The idea that great brains should devote their time to ideas, strategies and policies uses those brains badly. Paying someone more because they use the word strategy for what they do results in people who not only don’t understand the meaning of strategy but believe that the task of getting their great ideas to work should fall to smaller brains. And the result of this culture is that bureaucracies recruit very clever people to do grand thinking about policy and strategy while treating process management as an afterthought filled with (as that great brain, Dominic Cummings calls them) NPCs, with unimportant people. Yet the best thing we could do to make our bureaucracies better would be to invest in process management and process improvement. To see research and development as betterment rather than blue sky thinking.

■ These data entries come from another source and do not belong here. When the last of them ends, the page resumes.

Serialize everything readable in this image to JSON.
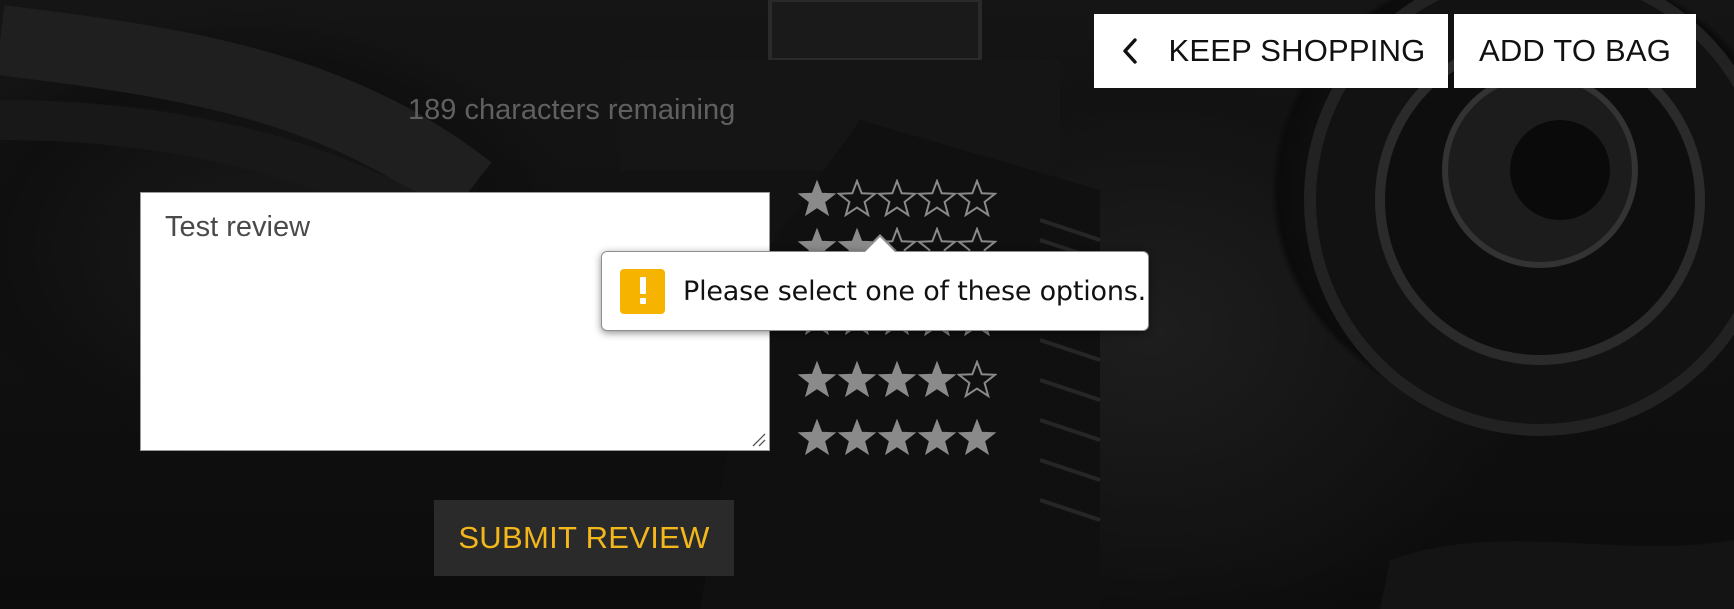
{
  "header": {
    "keep_shopping_label": "KEEP SHOPPING",
    "add_to_bag_label": "ADD TO BAG"
  },
  "review": {
    "characters_remaining": "189 characters remaining",
    "text_value": "Test review"
  },
  "rating": {
    "options": [
      {
        "filled": 1,
        "total": 5
      },
      {
        "filled": 2,
        "total": 5
      },
      {
        "filled": 3,
        "total": 5
      },
      {
        "filled": 4,
        "total": 5
      },
      {
        "filled": 5,
        "total": 5
      }
    ],
    "star_color": "#8a8a8a"
  },
  "validation": {
    "message": "Please select one of these options.",
    "icon": "warning-icon",
    "icon_color": "#f6b400"
  },
  "submit": {
    "label": "SUBMIT REVIEW",
    "text_color": "#f3b71c"
  }
}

The long standing snobbery in the civil service is that policy is for the smartest talent and delivery and operations for the drones. There is are few incentives or a culture of curiosity in policy to ensure your bright idea actually works. At the individual level there's some great policy people who do work across boundaries, mind.
Policy in my experience very often meant re-heating an idea over and over, hoping someone bites. Most departments need fewer ideas and better execution, to achieve this you need smaller policy departments. But turkeys don't vote for Christmas.
In the private sector there is also another element: while “great ideas” are easy to copy, and soon everybody has embed them in proceses, small process improvements integrated to each other are almost impossible to replicate and the competitive advantage become permanent.